Still, like most Power Five schools, Kelly has a whole army of analysts at his disposal, a batallion of whom are assigned one team to study basically the entire year.

Mississippi State’s madcap Air Raid offense can be a shock to the system of even SEC veterans. It is a particular challenge to transfer all that study to players with only three days to work on it.

“Advance scouting does a really good job of coming up with their personnel and tendencies,” he said. “It’s just a matter of how we’re going to attack offensively and defensively.

“But it doesn’t feel foreign to me from that perspective.”

Other than defensive tackle Maason Smith, who’s lost for the season after tearing his left anterior cruciate ligament in the opener, Kelly’s own new team, a three-point underdog in today’s late-afternoon kickoff, should be at his strongest of the its season.

Running back John Emery, a projected starter, will play his first game since 2020 while serving an academic suspension. Edge rushers B.J. Ojulari (minor injury) and Alit Gaye (first-half suspension for a targeting penalty) are also back.

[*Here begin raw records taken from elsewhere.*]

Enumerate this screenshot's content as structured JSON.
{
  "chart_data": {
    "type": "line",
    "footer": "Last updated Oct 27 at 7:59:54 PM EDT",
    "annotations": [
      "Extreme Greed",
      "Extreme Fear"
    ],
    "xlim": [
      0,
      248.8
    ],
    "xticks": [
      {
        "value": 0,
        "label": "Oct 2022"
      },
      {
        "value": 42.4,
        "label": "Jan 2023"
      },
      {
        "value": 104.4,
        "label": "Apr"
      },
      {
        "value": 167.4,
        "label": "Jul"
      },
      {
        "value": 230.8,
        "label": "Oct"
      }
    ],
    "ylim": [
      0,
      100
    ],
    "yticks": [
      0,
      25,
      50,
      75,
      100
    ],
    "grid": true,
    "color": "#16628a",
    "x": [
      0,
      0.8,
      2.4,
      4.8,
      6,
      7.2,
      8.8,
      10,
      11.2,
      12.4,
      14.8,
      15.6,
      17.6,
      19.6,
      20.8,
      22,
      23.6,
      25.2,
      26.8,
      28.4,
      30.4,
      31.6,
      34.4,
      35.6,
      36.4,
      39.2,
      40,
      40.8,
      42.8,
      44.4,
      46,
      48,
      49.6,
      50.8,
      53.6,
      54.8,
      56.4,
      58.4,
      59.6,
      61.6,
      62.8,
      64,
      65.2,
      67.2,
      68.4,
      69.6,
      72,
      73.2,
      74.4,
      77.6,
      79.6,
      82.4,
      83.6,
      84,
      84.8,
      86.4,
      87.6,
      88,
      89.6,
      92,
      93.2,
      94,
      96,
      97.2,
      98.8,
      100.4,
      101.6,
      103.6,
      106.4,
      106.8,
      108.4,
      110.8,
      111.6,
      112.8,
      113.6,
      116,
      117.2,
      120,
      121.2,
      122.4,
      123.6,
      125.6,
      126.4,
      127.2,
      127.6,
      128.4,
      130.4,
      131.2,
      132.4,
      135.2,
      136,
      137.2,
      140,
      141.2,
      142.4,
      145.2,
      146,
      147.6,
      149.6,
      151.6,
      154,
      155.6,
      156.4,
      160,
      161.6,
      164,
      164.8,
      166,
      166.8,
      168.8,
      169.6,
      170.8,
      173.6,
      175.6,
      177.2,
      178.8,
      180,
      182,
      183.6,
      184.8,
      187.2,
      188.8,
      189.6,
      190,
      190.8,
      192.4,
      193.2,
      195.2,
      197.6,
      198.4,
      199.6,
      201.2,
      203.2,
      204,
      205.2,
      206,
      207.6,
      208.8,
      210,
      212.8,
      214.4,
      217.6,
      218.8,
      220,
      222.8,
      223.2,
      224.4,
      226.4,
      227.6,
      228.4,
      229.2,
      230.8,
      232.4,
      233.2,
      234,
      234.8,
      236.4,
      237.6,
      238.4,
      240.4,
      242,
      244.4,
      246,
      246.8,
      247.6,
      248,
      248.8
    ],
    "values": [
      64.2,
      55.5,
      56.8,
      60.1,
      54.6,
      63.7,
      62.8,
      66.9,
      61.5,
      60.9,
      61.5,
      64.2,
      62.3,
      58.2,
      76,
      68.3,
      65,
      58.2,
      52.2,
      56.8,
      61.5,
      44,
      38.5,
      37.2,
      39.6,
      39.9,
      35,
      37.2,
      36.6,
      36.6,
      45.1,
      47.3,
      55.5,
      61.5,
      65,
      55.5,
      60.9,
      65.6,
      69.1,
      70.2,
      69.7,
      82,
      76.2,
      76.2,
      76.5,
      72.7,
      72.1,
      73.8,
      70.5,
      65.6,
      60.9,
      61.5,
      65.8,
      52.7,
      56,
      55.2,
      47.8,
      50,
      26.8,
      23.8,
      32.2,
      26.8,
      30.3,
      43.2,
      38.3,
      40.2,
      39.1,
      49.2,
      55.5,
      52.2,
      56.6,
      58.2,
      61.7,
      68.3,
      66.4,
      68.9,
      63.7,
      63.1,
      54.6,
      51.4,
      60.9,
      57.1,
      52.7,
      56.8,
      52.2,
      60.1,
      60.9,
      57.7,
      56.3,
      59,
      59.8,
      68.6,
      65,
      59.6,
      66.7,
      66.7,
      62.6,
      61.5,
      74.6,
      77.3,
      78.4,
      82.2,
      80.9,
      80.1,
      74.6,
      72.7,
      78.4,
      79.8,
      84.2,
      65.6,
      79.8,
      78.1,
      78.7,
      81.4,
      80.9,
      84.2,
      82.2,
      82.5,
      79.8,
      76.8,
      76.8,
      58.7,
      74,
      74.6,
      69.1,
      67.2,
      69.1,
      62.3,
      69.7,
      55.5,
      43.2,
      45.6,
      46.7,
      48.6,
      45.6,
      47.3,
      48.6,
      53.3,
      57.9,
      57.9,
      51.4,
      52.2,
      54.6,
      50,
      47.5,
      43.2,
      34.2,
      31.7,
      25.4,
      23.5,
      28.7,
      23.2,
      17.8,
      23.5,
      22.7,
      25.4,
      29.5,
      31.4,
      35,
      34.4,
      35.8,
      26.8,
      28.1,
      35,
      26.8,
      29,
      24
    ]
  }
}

Kelly has also hinted at some changes in the linebacking corps, specifically for the while Mississippi State offense.

You can expect to a more athletic group, with more playing time for Micah Baskerville and freshman Harold Perkins.

“This game is tailor-made for their skill set,” he said.

Still, it’s a difference experience for Kelly.

But the plan for this “new” opponent has been months in the making.